Les impositions litigieuses ont été assorties de la majoration prévue par les dispositions précitées. Si Mme A… la conteste en soutenant avoir fait preuve de bonne foi au cours du contrôle, le service s’est fondé sur l’absence de toute comptabilité et sur l’importance et la répétition des minorations des bénéfices non commerciaux et de la taxe sur la valeur ajoutée à reverser au Trésor. Il résulte de l’instruction que Mme A…, qui invoque alternativement un incendie ou une tempête qui serait survenu en 2017 pour expliquer la disparition de sa comptabilité, n’a jamais été en mesure de justifier d’une déclaration de sinistre à son assurance. Elle ne s’est, par ailleurs, livrée à aucune tentative de reconstitution des éléments comptables détruits, ni été en mesure de présenter une comptabilité régulière au titre de la période postérieure au sinistre. En outre, et ainsi que l’a relevé l’administration fiscale, Mme A… a déduit de ses résultats des montants de charges sans commune mesure avec celles réellement supportées et a largement minoré le montant de la taxe sur la valeur ajoutée dont elle était redevable en déduisant de la taxe à raison de dépenses pour lesquelles elle n’en avait pas supporté ou qui n’avaient pas été engagées pour les besoins de son activité. Au regard de ces éléments, l’administration était fondée à lui appliquer la majoration de 40 % pour manquement délibéré.

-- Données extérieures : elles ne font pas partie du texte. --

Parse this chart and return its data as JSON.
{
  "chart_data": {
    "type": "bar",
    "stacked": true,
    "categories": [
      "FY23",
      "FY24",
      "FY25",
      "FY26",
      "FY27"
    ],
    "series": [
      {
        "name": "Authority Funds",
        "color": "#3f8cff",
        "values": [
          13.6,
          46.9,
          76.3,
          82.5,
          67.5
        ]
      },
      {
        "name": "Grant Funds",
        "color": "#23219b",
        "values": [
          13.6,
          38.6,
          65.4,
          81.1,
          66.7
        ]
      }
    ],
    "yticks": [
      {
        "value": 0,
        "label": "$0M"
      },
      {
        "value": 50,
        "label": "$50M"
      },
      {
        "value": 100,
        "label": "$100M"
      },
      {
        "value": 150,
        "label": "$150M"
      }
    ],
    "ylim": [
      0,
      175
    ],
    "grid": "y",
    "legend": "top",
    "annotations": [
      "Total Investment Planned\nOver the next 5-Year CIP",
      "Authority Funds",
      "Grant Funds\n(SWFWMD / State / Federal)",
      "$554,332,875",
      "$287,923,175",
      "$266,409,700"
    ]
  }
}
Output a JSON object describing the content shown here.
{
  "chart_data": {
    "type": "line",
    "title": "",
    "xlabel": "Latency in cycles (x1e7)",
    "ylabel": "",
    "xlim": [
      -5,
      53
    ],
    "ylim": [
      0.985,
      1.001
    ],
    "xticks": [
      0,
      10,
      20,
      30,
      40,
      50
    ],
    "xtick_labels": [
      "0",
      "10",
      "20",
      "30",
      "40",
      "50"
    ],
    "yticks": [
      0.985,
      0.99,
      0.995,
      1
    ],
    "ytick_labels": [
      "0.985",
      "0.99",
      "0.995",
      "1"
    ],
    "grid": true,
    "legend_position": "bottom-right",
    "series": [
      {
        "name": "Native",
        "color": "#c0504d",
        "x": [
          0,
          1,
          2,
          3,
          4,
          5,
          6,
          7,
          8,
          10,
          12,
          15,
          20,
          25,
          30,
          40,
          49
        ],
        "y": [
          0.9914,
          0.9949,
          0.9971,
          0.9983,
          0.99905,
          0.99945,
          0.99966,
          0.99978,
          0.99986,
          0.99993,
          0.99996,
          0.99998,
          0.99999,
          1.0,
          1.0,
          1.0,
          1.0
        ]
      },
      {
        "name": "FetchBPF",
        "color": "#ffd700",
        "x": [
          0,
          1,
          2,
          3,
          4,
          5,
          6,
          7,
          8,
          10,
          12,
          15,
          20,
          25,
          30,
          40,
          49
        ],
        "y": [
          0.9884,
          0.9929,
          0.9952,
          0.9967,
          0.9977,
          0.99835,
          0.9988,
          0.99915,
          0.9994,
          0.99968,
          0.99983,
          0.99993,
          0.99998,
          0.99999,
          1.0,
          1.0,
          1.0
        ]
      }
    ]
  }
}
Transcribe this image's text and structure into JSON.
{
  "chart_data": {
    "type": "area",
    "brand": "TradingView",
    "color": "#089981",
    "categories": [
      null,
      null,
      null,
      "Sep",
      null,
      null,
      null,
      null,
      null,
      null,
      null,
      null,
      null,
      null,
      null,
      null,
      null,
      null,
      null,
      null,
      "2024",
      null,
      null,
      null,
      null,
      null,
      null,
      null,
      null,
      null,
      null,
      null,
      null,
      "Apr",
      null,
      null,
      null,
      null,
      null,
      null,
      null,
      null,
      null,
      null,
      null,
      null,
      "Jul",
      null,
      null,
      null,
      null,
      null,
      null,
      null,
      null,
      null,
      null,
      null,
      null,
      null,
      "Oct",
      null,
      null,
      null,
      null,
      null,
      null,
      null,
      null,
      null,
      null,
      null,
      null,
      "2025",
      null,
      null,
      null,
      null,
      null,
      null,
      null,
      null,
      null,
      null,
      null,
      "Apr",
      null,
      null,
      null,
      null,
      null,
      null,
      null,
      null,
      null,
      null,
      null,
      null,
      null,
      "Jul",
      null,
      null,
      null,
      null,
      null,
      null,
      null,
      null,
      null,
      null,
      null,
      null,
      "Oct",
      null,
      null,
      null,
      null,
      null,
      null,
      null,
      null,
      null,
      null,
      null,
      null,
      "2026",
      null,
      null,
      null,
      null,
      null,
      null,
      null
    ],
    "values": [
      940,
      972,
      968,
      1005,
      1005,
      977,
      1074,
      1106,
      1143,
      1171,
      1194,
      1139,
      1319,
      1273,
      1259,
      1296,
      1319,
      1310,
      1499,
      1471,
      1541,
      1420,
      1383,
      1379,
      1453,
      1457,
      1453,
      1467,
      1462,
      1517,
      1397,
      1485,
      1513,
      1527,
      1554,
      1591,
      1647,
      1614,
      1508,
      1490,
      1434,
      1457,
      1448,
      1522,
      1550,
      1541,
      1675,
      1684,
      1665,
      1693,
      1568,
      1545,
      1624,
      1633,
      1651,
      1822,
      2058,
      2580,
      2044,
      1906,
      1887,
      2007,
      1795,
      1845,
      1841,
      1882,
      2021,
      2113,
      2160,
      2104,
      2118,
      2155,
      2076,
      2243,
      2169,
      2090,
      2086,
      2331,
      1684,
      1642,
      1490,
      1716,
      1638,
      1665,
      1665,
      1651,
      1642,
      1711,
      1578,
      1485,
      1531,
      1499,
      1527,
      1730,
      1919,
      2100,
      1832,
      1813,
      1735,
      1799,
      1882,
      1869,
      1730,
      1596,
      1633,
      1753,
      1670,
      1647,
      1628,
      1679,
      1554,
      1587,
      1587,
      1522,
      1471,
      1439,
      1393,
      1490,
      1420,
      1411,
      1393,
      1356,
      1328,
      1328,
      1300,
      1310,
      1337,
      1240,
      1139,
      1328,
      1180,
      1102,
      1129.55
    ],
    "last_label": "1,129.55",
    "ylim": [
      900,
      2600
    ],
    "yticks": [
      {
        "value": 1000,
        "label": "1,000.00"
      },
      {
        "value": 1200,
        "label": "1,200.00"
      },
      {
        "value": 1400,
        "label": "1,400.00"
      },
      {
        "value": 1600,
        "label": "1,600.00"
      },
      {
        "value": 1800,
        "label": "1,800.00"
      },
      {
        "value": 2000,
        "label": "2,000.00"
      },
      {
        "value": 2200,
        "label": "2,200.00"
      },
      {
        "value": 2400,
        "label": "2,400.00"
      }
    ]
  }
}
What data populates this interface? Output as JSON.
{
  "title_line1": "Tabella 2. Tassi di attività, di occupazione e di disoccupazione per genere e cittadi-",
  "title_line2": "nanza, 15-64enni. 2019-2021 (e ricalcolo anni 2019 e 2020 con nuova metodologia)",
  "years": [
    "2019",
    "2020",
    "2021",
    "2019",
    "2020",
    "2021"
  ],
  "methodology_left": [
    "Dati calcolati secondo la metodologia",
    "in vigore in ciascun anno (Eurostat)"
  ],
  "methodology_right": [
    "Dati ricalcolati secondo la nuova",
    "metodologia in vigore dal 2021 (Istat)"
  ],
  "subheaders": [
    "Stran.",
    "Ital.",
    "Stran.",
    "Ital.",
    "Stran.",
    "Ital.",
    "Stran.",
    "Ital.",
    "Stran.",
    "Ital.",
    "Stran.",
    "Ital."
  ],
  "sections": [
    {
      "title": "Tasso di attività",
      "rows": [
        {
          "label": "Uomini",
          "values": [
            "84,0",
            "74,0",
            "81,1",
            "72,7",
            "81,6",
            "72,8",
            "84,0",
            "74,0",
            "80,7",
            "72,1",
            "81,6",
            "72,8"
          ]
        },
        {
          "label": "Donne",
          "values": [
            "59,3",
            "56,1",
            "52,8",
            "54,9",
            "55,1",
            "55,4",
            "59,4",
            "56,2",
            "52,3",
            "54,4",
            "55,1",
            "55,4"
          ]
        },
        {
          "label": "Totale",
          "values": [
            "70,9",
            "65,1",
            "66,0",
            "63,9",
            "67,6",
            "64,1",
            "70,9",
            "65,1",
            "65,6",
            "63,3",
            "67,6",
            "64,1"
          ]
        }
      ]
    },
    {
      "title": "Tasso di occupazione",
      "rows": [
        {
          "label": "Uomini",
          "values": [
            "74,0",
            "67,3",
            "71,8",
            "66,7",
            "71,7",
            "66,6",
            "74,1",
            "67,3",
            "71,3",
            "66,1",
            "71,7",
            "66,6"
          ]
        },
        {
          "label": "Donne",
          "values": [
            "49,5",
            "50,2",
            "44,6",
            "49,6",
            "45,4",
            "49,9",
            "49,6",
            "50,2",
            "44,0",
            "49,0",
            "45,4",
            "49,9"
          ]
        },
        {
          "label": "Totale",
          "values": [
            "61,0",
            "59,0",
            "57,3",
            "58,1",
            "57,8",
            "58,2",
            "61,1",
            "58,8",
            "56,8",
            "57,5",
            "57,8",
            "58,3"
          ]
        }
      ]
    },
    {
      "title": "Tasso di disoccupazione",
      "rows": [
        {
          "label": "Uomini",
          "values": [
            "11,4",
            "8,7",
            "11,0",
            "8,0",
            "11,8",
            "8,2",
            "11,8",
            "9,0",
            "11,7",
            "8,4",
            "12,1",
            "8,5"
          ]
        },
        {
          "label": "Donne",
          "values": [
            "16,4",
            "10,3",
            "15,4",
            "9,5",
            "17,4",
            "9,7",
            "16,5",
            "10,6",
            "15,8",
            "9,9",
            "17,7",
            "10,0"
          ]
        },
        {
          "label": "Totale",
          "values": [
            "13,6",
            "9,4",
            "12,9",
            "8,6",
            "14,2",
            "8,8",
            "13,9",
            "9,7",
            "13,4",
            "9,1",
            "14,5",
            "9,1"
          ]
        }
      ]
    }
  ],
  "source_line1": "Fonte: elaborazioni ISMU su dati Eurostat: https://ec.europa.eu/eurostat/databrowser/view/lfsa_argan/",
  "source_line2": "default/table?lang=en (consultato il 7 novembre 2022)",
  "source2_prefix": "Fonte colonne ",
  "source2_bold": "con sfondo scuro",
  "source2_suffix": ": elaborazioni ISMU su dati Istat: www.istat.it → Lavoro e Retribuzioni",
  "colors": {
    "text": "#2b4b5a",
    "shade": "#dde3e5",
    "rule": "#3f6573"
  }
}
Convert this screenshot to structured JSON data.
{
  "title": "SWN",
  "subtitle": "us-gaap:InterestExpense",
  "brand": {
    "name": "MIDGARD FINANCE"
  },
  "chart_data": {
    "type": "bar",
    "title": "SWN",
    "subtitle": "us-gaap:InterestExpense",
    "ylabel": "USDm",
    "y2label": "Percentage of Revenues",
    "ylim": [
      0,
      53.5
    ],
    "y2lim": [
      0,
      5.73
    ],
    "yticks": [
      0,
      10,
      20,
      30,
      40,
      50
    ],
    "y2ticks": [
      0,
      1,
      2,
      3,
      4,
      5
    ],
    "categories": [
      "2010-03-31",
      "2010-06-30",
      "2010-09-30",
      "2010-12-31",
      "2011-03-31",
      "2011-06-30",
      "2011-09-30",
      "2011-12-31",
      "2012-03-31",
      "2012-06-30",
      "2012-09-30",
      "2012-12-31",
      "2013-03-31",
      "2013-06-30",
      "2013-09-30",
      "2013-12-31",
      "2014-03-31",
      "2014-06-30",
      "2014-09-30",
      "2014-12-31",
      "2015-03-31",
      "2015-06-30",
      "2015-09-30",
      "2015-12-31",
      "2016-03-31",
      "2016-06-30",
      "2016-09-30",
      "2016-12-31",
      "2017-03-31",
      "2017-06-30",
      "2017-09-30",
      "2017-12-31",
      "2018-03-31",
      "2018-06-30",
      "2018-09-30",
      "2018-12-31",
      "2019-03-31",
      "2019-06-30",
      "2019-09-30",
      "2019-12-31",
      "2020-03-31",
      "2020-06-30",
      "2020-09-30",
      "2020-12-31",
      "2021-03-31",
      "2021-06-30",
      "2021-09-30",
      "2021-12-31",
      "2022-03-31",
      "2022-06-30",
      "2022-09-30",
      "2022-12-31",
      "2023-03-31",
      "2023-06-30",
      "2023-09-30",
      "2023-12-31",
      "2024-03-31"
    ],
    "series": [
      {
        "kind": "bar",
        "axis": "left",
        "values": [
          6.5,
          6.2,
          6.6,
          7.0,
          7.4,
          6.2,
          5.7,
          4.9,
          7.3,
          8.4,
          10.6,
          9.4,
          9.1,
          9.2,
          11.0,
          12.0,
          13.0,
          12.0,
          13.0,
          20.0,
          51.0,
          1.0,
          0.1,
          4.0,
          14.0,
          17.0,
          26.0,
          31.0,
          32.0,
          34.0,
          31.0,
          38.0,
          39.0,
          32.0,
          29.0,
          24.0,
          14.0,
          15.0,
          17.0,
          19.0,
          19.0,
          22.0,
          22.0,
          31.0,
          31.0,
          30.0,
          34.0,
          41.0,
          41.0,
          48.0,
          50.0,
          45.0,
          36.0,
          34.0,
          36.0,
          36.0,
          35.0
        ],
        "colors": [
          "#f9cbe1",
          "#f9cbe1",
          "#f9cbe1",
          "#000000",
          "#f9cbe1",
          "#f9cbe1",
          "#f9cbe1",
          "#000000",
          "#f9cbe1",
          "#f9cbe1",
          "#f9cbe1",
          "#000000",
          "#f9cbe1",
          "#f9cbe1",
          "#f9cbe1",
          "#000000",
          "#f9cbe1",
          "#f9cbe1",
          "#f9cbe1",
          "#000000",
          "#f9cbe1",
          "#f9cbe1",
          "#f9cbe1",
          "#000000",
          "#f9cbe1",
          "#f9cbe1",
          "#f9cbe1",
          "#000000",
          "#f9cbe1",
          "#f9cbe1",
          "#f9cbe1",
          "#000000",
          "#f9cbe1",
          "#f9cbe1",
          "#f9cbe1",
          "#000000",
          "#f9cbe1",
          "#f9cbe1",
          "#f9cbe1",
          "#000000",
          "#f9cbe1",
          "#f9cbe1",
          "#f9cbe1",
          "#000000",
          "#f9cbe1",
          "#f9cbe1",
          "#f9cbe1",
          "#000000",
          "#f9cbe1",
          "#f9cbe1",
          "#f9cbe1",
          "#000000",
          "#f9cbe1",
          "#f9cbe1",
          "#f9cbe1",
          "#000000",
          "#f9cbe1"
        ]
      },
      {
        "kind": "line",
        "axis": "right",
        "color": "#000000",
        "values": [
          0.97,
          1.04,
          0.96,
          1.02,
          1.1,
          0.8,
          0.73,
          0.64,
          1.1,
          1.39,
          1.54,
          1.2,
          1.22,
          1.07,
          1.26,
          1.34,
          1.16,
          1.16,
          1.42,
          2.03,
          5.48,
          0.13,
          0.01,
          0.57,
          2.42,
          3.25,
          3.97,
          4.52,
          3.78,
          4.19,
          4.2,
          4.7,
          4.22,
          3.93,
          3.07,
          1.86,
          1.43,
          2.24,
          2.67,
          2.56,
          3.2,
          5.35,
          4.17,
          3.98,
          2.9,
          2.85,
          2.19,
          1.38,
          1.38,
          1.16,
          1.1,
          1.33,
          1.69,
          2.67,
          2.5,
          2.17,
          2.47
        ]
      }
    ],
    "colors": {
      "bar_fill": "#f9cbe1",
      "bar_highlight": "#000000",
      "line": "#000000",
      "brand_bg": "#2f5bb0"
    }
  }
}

Il résulte de tout ce qui précède que Mme A… n’est pas fondée à soutenir que c’est à tort que, par le jugement attaqué, le tribunal administratif de Nîmes a rejeté sa demande. Par voie de conséquence, ses conclusions présentées au titre de l’article L. 761-1 du code de justice administrative doivent également être rejetées.
D É C I D E :
Article 1er : La requête de Mme A… est rejetée.
Article 2 : Le présent arrêt sera notifié à Mme C… B… épouse A… et au ministre de l’économie, des finances et de la souveraineté industrielle et numérique.
Copie en sera adressée à la direction de contrôle fiscal Occitanie.
Délibéré après l’audience du 18 septembre 2025, à laquelle siégeaient :
M. Faïck, président,
M. Lafon, président-assesseur,
Mme Chalbos, première conseillère.
Rendu public par mise à disposition au greffe le 26 septembre 2025.
La rapporteure,
C. Chalbos
Le président,
F. Faïck
La greffière,
E. Ocana
La République mande et ordonne au ministre de l’économie, des finances et de la souveraineté industrielle et numérique en ce qui le concerne ou à tous commissaires de justice à ce requis en ce qui concerne les voies de droit commun contre les parties privées, de pourvoir à l’exécution de la présente décision.